It turns out that nobody knows how to use XHTML
The Surfin’ Safari blog has a post by maciej pointing out that most people use XHTML wrong, including (in particular) almost everyone that displays the “Valid XHTML 1.0″ logo on their websites.
So what really determines if a document is HTML or XHTML? The one and only thing that controls whether a document is HTML or XHTML is the MIME type. If the document is served with a text/html MIME type, it is treated as HTML. If it is served as application/xhtml+xml or text/xml, it gets treated as XHTML. In particular, none of the following things will cause your document to be treated as XHTML:
- Using an XHTML doctype declaration
- Putting an XML declaration at the top
- Using XHTML-specific syntax like self-closing tags
- Validating it as XHTML
In fact, the vast majority of supposedly XHTML documents on the internet are served as text/html. Which means they are not XHTML at all, but actually invalid HTML that’s getting by on the error handling of HTML parsers.

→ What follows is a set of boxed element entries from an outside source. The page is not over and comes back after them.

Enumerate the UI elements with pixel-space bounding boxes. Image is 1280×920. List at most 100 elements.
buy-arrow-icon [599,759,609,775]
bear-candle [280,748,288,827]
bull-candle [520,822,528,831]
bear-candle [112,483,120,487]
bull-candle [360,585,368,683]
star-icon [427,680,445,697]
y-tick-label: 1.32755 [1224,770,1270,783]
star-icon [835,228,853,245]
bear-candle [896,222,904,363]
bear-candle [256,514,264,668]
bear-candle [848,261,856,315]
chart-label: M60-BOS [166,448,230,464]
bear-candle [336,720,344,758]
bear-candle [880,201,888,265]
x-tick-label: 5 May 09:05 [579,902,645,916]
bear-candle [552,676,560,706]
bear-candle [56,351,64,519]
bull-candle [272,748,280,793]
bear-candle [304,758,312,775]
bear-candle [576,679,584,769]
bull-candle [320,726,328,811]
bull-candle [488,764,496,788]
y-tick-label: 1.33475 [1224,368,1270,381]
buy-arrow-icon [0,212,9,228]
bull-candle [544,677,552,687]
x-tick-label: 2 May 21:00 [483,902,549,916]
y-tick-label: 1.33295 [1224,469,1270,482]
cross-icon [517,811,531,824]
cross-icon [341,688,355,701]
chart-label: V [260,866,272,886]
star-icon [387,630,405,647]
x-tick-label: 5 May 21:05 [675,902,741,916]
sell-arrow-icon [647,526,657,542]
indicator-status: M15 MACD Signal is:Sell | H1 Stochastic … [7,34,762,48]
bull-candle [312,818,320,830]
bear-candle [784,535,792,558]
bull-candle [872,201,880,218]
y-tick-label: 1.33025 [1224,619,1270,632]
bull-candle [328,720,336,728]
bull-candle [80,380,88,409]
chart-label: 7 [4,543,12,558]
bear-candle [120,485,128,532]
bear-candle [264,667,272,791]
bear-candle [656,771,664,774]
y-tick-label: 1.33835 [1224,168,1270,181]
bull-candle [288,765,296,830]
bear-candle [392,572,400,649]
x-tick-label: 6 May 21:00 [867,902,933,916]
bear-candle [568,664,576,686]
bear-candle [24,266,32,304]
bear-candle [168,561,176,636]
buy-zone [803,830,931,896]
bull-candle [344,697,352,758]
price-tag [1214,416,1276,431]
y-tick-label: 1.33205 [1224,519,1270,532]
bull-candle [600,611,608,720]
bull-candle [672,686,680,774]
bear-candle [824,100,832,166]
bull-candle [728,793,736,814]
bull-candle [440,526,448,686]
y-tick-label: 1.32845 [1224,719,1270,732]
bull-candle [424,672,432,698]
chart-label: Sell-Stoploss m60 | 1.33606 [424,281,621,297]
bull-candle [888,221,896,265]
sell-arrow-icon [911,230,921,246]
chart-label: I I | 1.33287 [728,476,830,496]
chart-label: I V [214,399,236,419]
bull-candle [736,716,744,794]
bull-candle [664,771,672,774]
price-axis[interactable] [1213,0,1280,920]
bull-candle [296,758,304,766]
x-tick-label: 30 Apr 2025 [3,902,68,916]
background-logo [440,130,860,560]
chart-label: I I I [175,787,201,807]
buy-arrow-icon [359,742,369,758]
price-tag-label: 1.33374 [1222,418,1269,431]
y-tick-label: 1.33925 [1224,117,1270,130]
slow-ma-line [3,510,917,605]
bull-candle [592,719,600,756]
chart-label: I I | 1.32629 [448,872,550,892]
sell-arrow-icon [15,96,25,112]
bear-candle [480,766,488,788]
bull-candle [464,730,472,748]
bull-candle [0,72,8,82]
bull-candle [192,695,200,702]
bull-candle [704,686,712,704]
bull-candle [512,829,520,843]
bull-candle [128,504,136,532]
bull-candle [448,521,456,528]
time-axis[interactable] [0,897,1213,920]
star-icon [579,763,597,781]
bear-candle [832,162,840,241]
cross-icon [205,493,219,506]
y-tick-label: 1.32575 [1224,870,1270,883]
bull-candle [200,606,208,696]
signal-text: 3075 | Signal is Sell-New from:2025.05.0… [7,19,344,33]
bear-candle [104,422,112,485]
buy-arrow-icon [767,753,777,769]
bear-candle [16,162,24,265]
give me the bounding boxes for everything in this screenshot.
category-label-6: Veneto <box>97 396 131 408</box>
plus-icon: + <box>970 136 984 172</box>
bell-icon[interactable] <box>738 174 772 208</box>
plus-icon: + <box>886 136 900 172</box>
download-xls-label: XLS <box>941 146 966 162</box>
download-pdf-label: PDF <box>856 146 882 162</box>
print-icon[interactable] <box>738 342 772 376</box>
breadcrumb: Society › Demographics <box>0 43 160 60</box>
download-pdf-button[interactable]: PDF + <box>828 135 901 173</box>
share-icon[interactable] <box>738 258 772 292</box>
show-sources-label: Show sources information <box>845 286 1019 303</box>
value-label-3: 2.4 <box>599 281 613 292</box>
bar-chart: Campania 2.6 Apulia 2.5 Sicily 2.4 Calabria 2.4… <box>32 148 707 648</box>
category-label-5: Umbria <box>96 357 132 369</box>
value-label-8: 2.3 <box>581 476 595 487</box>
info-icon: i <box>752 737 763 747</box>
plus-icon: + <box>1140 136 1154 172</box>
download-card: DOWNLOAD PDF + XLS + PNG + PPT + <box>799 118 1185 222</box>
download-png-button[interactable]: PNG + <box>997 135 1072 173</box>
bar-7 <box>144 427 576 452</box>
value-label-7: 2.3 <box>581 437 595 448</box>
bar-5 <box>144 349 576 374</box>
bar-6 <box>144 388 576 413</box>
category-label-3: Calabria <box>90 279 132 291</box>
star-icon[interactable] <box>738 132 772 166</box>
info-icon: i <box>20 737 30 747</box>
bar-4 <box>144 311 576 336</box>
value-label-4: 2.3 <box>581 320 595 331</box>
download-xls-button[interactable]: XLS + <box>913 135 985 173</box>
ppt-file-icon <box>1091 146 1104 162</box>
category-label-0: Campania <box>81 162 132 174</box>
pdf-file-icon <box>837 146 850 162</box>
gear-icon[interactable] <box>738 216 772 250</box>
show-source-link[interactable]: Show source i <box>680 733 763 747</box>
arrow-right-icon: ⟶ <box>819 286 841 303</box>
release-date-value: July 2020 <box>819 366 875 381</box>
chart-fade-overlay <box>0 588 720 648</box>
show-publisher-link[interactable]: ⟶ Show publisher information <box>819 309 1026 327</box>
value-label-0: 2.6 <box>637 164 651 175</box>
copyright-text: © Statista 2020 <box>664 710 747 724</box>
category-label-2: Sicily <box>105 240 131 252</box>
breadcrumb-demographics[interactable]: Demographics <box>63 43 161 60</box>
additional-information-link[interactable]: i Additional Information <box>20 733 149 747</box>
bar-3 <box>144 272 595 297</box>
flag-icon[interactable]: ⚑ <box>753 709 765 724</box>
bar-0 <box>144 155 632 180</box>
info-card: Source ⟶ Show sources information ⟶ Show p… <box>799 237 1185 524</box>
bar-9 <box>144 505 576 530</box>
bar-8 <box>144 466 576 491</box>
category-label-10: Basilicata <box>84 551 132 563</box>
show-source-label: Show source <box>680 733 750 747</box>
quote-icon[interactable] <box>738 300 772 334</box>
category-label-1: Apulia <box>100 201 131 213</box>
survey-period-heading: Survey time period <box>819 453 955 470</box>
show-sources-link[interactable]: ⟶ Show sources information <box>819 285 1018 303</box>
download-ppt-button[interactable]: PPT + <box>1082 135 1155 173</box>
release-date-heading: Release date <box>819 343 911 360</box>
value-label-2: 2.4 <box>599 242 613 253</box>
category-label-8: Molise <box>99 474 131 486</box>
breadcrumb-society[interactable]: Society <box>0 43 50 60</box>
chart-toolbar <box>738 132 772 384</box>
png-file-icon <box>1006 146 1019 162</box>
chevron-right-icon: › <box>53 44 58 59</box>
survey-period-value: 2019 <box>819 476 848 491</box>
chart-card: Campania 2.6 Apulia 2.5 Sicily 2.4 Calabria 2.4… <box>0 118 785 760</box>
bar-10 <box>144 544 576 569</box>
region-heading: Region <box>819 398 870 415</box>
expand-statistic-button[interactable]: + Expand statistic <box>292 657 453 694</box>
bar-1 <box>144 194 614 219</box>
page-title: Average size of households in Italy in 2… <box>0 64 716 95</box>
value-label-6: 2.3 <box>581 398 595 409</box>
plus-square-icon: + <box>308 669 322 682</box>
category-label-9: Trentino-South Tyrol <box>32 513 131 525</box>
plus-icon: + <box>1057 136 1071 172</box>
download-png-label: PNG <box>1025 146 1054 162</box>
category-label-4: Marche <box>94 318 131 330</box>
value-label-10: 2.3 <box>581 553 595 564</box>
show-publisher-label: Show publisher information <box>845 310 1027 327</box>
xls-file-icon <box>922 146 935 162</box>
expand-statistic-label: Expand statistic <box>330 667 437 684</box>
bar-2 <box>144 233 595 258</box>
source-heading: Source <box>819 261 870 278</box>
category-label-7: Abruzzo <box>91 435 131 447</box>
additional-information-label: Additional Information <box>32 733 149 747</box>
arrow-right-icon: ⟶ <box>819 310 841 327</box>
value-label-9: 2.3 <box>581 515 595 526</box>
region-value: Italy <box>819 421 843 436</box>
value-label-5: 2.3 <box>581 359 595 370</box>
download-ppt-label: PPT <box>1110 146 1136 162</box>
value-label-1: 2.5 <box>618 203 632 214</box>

The article concludes by recommending, essentially, that you write HTML 4.01 code and serve it up as text/html. Controversial advice, given what the Web Standards crowd has been saying about XHTML for a while. In light of the above, XHTML seems worse than useless (for the next decade anyway) - it’s actually causing the very compatibility problems that the WaSP people are trying to prevent. I’m curious to know what people like Molly Holzschlag have to say about this.
The article is worth a read. Don’t give up on it because of it’s very introductory-level first paragraph.